2. If they went north, they would have had a much longer journey = less chance for success. So even if they did got north, rather than south, there's a decent chance they never made it. We have no idea what they were expecting to prepare for, how long they expected it to be, but it would have been many times longer over open ocean than anything they would have done before.
3. Even Columbus coming from far further north 200 years later hit Bahamas, Hispanola, Cuba, Jamaica, Puerto Rico every time on 4 separate tries with different routes every time, never Florida/Georgia. From there his explorations reached Mexico, Honduras, Nicaragua, Costa Rica and Panama, but never the USA. The Mali empire would have come along the extreme southern end of those currents, so they'd be even more likely to hit the Caribbean first.
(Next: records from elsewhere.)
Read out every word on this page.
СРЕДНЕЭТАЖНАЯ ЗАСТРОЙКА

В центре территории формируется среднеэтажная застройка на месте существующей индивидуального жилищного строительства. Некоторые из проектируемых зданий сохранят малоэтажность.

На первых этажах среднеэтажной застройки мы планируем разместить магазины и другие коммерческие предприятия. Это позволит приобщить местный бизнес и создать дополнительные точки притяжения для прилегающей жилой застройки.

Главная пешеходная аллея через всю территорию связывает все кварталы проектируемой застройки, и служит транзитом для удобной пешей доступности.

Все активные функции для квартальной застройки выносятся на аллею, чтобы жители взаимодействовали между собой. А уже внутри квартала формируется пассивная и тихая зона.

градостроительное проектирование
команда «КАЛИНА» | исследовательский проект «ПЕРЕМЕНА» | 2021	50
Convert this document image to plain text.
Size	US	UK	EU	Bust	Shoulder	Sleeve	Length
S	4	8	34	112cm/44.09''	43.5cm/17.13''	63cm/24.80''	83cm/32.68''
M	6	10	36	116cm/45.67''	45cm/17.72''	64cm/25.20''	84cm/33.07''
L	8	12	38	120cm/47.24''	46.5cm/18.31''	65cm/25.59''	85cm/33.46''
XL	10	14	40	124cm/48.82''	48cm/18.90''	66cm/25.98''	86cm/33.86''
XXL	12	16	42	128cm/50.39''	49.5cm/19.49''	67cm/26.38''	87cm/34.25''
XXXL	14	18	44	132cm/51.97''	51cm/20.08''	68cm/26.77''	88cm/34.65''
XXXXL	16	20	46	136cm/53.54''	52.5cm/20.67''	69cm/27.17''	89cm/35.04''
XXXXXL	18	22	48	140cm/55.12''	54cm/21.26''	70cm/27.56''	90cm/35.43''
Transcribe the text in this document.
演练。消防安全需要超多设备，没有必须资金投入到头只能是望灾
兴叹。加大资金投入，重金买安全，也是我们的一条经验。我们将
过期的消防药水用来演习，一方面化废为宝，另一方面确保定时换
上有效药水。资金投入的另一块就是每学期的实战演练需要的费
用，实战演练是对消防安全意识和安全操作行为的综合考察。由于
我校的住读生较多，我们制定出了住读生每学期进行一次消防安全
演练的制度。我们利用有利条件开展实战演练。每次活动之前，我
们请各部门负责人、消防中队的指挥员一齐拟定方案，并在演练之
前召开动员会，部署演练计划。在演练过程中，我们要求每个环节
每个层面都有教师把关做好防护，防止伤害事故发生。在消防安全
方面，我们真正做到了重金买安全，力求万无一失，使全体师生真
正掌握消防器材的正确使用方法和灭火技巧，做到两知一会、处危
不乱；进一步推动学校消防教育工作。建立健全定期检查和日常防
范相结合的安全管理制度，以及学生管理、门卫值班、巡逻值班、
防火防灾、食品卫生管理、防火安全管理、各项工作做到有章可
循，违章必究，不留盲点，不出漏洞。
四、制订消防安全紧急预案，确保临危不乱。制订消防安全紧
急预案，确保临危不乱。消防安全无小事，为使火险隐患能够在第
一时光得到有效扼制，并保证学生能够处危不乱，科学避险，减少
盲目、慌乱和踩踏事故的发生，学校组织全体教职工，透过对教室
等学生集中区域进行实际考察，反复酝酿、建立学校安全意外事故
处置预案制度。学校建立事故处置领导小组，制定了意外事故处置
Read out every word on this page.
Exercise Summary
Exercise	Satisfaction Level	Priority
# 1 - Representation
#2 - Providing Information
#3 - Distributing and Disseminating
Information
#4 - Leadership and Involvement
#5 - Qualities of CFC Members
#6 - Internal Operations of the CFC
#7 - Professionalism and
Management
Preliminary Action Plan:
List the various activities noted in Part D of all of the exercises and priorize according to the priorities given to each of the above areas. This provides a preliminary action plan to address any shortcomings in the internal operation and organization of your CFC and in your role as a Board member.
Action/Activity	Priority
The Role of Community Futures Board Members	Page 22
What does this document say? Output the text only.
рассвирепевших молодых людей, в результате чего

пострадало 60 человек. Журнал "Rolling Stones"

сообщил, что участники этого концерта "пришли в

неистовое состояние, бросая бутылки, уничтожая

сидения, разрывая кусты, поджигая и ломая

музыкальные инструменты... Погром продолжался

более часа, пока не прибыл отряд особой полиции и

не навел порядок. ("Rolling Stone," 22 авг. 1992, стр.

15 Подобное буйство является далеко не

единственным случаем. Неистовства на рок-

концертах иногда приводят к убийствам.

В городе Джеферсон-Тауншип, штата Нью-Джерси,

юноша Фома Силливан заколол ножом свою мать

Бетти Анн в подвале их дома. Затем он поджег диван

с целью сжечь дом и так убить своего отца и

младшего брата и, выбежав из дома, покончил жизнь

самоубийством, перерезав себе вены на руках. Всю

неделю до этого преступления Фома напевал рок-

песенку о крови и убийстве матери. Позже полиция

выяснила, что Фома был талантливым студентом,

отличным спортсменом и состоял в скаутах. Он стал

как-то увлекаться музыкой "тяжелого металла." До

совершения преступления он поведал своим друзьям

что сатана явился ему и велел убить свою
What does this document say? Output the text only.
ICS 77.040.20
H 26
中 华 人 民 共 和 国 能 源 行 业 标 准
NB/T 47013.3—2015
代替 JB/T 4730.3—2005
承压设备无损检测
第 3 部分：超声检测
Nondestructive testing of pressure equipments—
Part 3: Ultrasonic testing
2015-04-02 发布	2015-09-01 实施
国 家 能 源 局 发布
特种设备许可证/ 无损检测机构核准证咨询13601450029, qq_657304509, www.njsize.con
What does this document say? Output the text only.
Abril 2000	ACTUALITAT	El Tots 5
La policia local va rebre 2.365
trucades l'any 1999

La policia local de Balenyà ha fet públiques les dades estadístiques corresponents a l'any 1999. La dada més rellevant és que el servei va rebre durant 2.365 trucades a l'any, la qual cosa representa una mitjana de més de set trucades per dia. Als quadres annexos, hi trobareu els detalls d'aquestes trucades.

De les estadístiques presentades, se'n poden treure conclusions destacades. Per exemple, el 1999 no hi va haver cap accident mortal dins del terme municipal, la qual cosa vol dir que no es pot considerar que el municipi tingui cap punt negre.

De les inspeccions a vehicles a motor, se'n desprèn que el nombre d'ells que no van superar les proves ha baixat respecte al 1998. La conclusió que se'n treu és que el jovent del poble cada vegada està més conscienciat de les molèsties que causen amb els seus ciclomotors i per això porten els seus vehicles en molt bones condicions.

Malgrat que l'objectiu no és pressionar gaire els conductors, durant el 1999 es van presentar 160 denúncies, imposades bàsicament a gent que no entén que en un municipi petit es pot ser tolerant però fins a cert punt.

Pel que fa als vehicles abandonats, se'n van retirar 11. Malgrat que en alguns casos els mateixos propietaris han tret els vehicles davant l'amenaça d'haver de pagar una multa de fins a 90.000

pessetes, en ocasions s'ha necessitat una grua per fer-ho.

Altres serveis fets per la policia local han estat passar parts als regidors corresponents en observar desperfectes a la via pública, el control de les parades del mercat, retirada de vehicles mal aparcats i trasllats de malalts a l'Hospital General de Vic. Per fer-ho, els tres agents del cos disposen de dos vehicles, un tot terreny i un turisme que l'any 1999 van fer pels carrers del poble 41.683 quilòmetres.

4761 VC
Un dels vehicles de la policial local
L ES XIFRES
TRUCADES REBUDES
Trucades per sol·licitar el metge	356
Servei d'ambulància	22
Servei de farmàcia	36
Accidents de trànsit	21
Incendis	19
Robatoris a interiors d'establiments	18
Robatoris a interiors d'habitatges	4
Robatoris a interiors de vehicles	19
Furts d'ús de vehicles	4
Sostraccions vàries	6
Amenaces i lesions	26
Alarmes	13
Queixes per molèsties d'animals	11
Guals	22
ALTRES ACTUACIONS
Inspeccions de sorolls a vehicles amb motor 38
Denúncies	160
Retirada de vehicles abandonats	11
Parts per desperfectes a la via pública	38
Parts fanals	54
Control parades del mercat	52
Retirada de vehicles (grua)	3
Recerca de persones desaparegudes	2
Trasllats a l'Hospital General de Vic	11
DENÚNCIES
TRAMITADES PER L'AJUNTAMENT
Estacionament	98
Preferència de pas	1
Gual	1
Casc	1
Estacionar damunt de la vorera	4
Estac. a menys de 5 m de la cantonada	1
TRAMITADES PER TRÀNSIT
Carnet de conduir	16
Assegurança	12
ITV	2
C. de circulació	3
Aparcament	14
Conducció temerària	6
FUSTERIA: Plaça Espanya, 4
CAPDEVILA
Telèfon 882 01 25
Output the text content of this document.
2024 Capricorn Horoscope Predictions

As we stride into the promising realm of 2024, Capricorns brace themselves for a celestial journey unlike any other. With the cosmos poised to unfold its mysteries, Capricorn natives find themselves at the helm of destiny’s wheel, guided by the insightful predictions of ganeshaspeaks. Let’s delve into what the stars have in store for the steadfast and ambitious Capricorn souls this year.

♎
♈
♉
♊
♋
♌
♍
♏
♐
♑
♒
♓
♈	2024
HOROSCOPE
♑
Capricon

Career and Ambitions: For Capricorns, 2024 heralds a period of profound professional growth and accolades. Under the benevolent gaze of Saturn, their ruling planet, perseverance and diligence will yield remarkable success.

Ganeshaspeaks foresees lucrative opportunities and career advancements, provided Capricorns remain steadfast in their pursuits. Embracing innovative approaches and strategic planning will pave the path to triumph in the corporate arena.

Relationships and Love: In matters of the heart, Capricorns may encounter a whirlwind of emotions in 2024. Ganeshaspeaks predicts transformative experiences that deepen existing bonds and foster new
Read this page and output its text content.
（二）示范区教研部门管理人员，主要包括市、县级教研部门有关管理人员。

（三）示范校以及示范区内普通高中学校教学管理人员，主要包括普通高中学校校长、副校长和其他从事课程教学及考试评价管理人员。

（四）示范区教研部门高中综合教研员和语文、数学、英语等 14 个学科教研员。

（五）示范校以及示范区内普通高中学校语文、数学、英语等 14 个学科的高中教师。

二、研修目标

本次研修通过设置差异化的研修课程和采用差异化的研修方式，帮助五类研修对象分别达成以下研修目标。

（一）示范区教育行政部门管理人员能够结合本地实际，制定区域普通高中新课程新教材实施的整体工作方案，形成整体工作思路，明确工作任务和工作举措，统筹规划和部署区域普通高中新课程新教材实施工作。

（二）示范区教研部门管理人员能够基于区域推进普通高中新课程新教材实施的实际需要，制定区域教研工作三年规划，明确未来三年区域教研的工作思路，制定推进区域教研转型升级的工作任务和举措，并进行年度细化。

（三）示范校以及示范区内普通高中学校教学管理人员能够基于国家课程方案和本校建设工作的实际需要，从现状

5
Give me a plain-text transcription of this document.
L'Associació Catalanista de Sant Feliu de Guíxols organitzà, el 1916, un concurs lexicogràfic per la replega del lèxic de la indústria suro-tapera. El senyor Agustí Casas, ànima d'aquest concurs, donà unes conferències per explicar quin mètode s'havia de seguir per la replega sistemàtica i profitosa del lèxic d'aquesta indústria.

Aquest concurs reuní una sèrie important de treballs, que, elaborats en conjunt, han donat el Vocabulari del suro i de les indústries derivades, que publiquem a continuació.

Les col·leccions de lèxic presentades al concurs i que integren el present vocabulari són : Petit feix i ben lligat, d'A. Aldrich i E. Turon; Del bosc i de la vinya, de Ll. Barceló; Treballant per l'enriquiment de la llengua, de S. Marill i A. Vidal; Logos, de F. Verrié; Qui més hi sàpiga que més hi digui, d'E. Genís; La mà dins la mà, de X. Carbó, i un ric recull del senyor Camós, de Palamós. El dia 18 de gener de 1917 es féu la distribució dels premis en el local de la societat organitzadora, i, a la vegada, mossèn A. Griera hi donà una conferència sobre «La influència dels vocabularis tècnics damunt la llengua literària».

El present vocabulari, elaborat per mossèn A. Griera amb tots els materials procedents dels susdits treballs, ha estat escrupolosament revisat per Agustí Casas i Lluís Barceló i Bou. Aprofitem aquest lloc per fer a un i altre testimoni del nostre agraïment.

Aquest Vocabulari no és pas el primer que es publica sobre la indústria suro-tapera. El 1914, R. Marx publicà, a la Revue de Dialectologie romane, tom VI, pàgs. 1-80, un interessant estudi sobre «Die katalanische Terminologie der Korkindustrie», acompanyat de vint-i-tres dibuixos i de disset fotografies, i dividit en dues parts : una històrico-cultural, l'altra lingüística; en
4. When early Europeans missed the Caribbean, they always ended up way to the north instead, ending up in Canada every time. Norsemen in the 1000s, João Vaz Corte-Real in the 1400s (speculative), John Cabot in 1497, João Fernandes Lavrador in 1499, Corte-Real brothers in 1501, they ALL hit Canada, not the USA.
5. Ponce de Leon finally hit Florida in 1512, after conquering Cuba. This was after 20+ years of European exploration and after 10+ separate journeys, and he found it VIA Cuba, not by skipping.
6. The potential evidence we do have for Africans landing in the Americas pre-Columbus all comes from Central/South America or the Caribbean. I'm not aware of any evidence from USA territory that anyone serious takes seriously.
I think there's a reasonable chance African explorers found their way to Latin America, but very unlikely to be the USA for the same reasons that everyone else hit Latin America first too, even though the others were coming from even further north than the Africans would have.